In contrast, Zhu et al.’s cohort study focused on ATAAD and compared outcomes between the Sun procedure—a variant of FET combined with total arch replacement—and less extensive repair (1). Zhu et al. found that although the Sun procedure significantly reduced DAEs, it was associated with a higher risk of spinal malperfusion syndrome, and early mortality did not differ significantly between groups.
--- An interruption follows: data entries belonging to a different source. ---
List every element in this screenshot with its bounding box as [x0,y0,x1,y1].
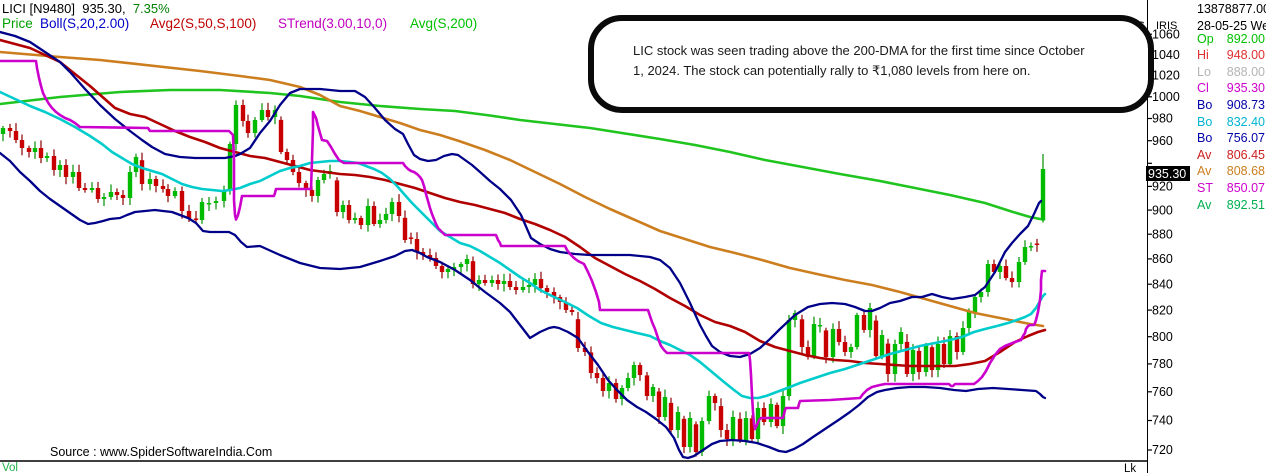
svg-text:IRIS: IRIS [1156,20,1177,32]
svg-text:760: 760 [1152,385,1173,399]
svg-text:1060: 1060 [1152,27,1180,41]
svg-text:1040: 1040 [1152,48,1180,62]
svg-text:1000: 1000 [1152,90,1180,104]
svg-text:Vol: Vol [2,462,18,473]
svg-text:780: 780 [1152,357,1173,371]
svg-text:740: 740 [1152,414,1173,428]
svg-text:880: 880 [1152,227,1173,241]
svg-text:1020: 1020 [1152,69,1180,83]
svg-text:920: 920 [1152,180,1173,194]
svg-text:Lk: Lk [1124,463,1136,473]
svg-text:900: 900 [1152,203,1173,217]
svg-text:860: 860 [1152,252,1173,266]
svg-text:935.30: 935.30 [1148,167,1186,181]
svg-text:980: 980 [1152,112,1173,126]
svg-text:960: 960 [1152,134,1173,148]
svg-text:720: 720 [1152,443,1173,457]
svg-text:840: 840 [1152,277,1173,291]
svg-text:820: 820 [1152,303,1173,317]
svg-text:800: 800 [1152,330,1173,344]
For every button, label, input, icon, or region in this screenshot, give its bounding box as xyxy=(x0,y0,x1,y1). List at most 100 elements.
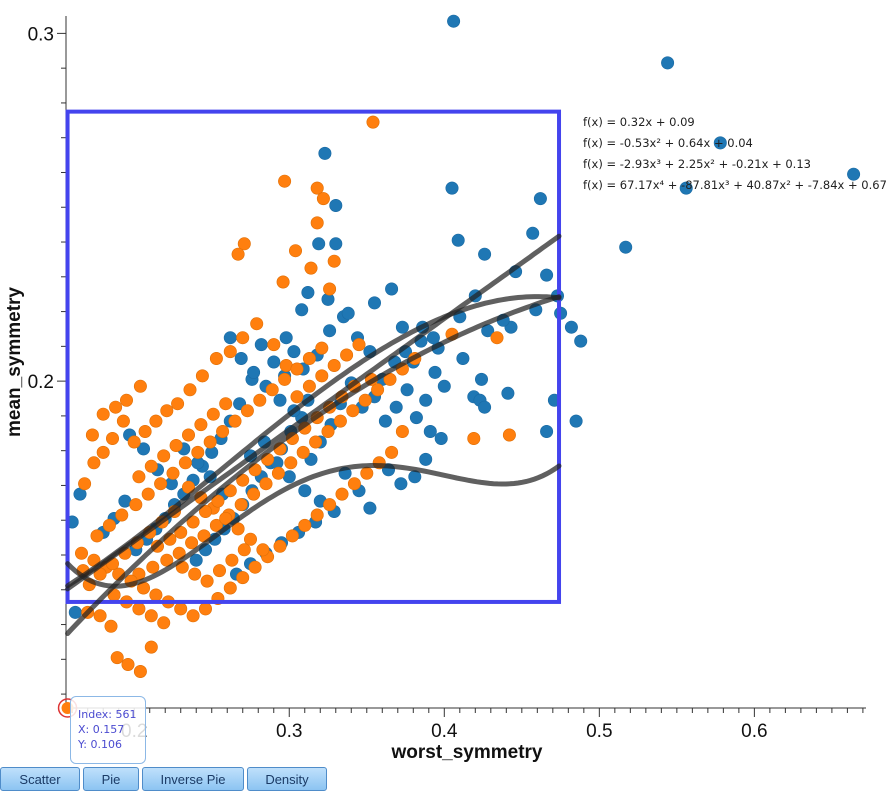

While the systematic reviews by Tian et al. (10) and Vernice et al. (11) highlight the long-term survival advantages and safety profile of FET in a broader, often more chronic aortic pathology setting, Zhu et al. illustrate the trade-offs in an acute, high-risk population, where the aggressive nature of the Sun procedure may offer long-term benefits at the cost of increased perioperative morbidity.
In this context, I would like to remind the reader of the laws of diminishing returns that I studied at school and first formulated by David Ricardo in the early 19th century (12). The law states that as additional input is applied to a fixed resource, the incremental output eventually decreases (see Figure 1). In complex surgery, this principle applies when increasing procedural intricacy, time, and resource use leads to marginal improvements in outcomes while elevating costs, complication risks, and surgeon fatigue. For example, highly specialized cardiac procedures may demand extensive investment in technology and expertise but yield only slight additional patient benefits, with diminishing financial and operational returns. To counteract this, surgical programs should prioritize and consolidate high-yield techniques, optimize case selection, and balance innovation with efficiency to ensure sustainable, value-driven care continues for the foreseeable future.